As the Odeon chain spread throughout Toronto, it ceased making sense to refer to this theatre simply as the Odeon, so its name was officially changed to the Odeon Carlton in 1956. Business continued to be brisk for the next decade—several accounts from around the time it closed referred to a successful run of Thunderball during the winter of 1966 that saw a steady stream of sold-out crowds during the seven daily opportunities to see 007 in action. The theatre also proved to be the last movie house in Toronto to regularly entertain the audience with live organ music from the “magnificent console” its ads touted.

20091125odeon1972

Odeon Carlton, summer 1972. Photo by F. Ellis Wiley. City of Toronto Archives, Fonds 124, File 2, Item 158.

By the early 1970s, the theatre’s size worked against it. Average weeknight crowds of two hundred and fifty patrons were not enough to pay the bills, so the site was sold to a developer. Burt Reynolds was the last star to grace the Carlton’s screen when White Lightning entertained the closing night crowd on September 27, 1973. When organist Colin Corbett played a farewell number, audience members rushed to the stage to ask for more. The credit roll was aborted and Corbett resumed playing tunes like “Auld Lang Syne.”

The imminent threat of demolition provoked a last minute rush of ideas on preserving the theatre. Alderman Art Eggleton spearheaded an unsuccessful attempt by city council to apply a heritage designation to stave off the wrecking ball, while the Canadian Opera Company proposed to convert the Carlton into an opera house/ballet venue. While opera officials had starry-eyed visions of the possibilities that the site offered (mostly because it wasn’t the O’Keefe Centre), National Ballet of Canada Artistic Director Celia Franca had a clearheaded view of the situation. She felt the rush to look at the Carlton was an emotional one based on the circumstances and that nobody had investigated the site too deeply. Despite a few protests and notions among city councillors to expropriate the property, demolition began in late November. The seats were passed around to other Odeon cinemas and a theatre chain in Vancouver, while the organ was shipped to Queens University and installed at Jock Harty Arena.

Cinemaphiles would have to wait until 1981 for films to show again at 20 Carlton, although the address was now applied to a new building slightly east of the original.

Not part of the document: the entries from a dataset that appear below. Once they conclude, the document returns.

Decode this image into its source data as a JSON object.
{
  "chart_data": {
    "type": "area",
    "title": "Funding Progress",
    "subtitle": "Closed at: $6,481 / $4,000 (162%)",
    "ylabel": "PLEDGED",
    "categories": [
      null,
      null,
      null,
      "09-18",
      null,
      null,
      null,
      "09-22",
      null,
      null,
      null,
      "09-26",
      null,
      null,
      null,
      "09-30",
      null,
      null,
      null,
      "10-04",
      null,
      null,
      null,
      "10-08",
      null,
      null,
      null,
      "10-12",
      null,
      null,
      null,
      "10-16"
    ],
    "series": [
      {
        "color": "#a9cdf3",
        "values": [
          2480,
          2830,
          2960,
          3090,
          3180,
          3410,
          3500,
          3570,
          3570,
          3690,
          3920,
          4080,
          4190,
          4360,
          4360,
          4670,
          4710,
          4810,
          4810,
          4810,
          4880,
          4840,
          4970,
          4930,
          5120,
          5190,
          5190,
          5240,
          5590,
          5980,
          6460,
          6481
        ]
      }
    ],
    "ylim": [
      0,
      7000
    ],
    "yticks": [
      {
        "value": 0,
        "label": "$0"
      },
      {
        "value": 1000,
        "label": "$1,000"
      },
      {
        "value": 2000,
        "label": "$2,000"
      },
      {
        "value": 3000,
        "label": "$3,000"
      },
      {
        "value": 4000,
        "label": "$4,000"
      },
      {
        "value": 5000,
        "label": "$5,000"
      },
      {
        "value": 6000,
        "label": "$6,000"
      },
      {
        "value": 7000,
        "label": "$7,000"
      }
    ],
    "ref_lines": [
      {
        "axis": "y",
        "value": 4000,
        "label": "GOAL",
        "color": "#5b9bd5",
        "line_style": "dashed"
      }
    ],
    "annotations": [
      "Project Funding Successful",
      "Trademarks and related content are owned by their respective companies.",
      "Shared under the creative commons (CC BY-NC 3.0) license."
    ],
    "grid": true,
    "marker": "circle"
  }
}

Additional material from Palaces of the Night: Canada’s Grand Theatres by John Lindsay (Toronto: Lynx Images, 1999) and the following newspapers: the September 10, 1948, October 6, 1973, and November 24, 1973 editions of the Globe and Mail; and the September 10, 1948, and November 23, 1973 editions of the Toronto Star.

UPDATE

The Carlton’s closure was shortlived, as it reopened under new management in June 2010. As of November 2017, it’s still in business. The Canadian Contemporary Dance Theatre currently occupies 509 Parliament.

BEHIND THE SCENES

If you compare this version of the post to the original, you may notice some changes. Some are subtle, like moving around images. One isn’t: replacing the original lead image, which was a contemporary shot of 509 Parliament with an archival photo. By this time, I was starting to use Torontoist’s great pool of photographers for images where appropriate. There may be some cases in upcoming posts where I’ll reach out to the photographers to ask permission to use their shots, otherwise you should expect substitutions of images I took or relevant archival material.